PORTRAITS OF DENIAL & DESIRE
Sepia Prints (2014 - Present)
Portraits of Denial & Desire Sepia

Palestinian Wedding. Digital Print. Sepia.
80 x 60 and 110 x 80 inches
John Halaka © 2015

Palestinian Wedding in Lebanon.

The groom for this traditional Palestinian wedding was born and lives in Borj El Barajneh Refugee camp in Beirut and the bride was born and raised at Nahr El Bared Refugee camp, near Tripoli, Lebanon.   Their young couple’s public ceremony was a deliberate act of cultural survival, political resistance and a celebration of the perseverance of Palestinian refugees.  For indigenous people living in the aftermath of physical or cultural genocide, survival and resistance are inseparable experiences.
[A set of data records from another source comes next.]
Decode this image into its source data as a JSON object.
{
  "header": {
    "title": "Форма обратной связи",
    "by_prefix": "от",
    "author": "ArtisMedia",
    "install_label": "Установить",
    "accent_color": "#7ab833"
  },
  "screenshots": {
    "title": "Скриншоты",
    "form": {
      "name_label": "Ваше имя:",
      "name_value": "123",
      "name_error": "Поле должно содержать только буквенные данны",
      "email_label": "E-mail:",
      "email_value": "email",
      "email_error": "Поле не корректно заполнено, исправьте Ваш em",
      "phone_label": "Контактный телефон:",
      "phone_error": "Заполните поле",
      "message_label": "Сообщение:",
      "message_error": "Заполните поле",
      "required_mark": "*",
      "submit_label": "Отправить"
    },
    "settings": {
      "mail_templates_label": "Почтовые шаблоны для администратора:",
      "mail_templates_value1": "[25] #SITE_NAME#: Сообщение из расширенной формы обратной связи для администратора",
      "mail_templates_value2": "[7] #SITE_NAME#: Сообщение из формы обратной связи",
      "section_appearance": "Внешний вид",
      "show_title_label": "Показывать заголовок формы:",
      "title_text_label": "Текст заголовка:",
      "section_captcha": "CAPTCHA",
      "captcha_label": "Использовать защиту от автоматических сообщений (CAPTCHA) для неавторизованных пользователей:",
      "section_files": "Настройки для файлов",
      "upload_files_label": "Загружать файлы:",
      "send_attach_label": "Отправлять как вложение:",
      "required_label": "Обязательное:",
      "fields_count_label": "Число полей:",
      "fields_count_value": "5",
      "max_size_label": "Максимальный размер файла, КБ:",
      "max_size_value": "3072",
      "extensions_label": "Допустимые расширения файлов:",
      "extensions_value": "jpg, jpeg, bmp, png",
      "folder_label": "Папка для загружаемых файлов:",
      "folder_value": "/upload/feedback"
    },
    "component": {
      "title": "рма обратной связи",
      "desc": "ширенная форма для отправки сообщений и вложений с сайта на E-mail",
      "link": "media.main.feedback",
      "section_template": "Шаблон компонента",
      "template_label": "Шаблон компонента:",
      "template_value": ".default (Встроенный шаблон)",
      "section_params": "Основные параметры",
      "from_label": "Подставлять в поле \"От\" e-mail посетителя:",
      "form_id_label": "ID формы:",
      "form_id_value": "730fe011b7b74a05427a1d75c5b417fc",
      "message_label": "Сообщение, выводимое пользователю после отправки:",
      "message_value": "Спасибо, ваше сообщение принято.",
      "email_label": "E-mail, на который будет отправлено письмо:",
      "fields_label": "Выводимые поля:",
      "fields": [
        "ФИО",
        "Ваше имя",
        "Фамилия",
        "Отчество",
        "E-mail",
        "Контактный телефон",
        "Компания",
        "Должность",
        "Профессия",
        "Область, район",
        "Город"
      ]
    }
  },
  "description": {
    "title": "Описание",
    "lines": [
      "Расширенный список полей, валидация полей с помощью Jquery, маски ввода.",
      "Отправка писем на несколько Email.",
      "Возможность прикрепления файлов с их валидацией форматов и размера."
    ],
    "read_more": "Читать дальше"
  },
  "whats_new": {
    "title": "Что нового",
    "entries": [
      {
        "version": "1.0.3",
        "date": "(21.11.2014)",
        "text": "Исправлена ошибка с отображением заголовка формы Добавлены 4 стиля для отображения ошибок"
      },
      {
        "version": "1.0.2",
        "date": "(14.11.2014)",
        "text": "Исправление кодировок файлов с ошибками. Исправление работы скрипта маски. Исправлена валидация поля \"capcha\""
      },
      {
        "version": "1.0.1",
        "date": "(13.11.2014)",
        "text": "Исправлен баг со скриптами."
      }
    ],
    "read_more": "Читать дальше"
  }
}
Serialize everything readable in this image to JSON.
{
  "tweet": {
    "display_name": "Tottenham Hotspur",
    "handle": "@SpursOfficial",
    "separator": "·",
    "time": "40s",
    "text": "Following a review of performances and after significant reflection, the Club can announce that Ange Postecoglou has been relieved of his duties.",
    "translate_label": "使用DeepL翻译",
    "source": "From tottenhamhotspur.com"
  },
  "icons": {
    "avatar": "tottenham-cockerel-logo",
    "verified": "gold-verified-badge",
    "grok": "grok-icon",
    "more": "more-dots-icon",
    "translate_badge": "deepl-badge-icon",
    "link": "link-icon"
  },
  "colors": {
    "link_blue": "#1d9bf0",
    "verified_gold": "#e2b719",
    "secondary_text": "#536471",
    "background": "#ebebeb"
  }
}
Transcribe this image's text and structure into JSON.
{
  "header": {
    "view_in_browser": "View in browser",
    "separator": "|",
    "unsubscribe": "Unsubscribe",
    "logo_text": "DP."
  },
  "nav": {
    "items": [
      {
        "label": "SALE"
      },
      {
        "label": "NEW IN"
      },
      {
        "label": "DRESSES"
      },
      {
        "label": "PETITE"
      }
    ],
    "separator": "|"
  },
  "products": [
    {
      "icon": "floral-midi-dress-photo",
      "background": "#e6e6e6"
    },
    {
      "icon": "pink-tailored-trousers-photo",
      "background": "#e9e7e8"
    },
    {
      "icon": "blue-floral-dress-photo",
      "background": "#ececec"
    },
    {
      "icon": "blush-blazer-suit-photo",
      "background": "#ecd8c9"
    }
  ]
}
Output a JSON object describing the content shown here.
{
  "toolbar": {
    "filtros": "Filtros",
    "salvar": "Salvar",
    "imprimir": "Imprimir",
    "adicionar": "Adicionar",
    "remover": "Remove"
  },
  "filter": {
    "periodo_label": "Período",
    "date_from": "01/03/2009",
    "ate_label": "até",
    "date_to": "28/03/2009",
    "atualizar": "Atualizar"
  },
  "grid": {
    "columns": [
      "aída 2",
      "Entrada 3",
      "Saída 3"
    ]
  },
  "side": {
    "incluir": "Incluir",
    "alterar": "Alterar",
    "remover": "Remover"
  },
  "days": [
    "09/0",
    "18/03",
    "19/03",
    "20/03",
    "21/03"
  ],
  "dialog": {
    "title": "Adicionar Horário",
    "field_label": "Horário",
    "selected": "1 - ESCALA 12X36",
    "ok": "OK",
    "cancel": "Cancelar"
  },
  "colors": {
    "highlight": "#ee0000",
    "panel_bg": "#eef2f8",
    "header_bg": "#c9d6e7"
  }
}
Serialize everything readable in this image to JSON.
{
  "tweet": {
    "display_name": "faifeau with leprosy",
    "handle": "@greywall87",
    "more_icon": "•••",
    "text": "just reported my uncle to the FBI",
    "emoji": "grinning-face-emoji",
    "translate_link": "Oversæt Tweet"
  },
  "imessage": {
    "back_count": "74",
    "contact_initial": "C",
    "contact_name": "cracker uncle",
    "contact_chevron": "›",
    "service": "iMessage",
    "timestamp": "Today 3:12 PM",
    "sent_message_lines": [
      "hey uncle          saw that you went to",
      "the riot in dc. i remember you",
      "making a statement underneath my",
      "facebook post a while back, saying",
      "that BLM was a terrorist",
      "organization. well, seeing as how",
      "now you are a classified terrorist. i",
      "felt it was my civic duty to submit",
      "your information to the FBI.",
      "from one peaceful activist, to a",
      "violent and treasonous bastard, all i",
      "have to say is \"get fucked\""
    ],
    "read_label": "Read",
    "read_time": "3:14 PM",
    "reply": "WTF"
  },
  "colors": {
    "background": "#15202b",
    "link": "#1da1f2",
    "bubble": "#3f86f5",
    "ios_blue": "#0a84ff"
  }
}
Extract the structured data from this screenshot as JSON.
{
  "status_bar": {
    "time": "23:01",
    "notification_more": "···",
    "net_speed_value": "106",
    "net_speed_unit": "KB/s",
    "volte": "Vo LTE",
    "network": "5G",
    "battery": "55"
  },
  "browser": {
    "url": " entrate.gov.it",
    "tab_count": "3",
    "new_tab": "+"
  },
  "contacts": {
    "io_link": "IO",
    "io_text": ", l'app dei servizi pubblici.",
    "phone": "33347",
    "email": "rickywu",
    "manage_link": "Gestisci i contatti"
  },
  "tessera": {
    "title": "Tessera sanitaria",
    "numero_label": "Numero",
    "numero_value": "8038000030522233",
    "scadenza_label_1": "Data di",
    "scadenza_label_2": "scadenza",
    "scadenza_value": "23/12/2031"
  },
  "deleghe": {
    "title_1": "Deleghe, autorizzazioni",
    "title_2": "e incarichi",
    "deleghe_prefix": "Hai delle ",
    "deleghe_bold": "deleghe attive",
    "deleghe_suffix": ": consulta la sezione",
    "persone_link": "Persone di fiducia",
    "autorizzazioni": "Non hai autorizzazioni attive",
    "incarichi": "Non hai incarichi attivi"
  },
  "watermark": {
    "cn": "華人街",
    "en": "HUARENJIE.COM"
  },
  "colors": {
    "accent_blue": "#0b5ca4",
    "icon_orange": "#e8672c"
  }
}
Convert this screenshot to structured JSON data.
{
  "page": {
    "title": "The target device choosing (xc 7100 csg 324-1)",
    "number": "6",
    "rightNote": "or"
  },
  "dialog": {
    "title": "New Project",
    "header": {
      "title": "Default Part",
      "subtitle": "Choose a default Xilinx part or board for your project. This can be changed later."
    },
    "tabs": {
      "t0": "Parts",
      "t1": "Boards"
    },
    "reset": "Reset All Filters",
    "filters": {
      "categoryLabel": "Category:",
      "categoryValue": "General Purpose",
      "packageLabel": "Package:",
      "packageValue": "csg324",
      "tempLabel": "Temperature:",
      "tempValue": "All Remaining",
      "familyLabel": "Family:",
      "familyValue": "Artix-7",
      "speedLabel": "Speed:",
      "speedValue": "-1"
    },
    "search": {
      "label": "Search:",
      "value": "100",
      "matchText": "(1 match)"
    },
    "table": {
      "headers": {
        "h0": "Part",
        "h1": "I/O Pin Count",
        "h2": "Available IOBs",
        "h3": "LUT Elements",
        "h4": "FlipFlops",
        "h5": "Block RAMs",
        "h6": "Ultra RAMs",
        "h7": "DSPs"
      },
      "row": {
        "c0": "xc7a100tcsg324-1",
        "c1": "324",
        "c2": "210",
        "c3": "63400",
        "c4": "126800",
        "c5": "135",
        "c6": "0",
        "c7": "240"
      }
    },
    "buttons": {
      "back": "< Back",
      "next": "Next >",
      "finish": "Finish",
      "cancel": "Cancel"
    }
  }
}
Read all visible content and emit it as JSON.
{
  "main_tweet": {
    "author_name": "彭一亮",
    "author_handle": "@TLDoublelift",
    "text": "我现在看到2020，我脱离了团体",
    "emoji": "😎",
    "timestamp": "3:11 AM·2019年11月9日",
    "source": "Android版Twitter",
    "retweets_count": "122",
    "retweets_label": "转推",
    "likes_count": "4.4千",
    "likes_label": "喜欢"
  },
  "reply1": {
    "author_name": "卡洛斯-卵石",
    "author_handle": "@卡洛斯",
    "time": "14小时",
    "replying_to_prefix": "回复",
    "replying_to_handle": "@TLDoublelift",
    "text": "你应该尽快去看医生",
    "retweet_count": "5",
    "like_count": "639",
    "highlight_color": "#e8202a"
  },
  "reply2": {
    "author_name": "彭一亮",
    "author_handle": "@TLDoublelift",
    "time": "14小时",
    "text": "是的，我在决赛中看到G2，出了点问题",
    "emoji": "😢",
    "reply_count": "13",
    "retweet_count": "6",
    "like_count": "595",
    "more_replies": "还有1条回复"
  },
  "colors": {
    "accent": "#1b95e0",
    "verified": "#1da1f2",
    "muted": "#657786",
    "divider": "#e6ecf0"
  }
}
The Native American scholar Gerald Vizenor coined the term "survivance" to describe the creative resilience of the indigenous peoples of the Americas against cultural and physical extermination. The concept of survivance combines the active processes of "survival" and "resistance," and applies equally to the struggles of the Palestinians.  Survivance creatively employs memories, personal and communal stories, as well as tales of ancient customs and evolving traditions, to convey a living culture that refuses to die and disappear.   Survivance is the desire and will of a people who reject being swept away, and is an active, indigenous presence against political, physical and psychological absence, whether that absence is from their homeland, from the international discourse on human rights or an internal absence caused by the acceptance of defeat.   Survivance highlights the process of active survival shaped by creative and moral resistance to oppression, institutional manipulation, neglect and dehumanization.  Survivance underlines the will of the individual while underscoring the power of the collective.

The art and literature of survivance are antidotes to forgetting.  They help to insure that experiences are preserved and that current and future generations are well informed.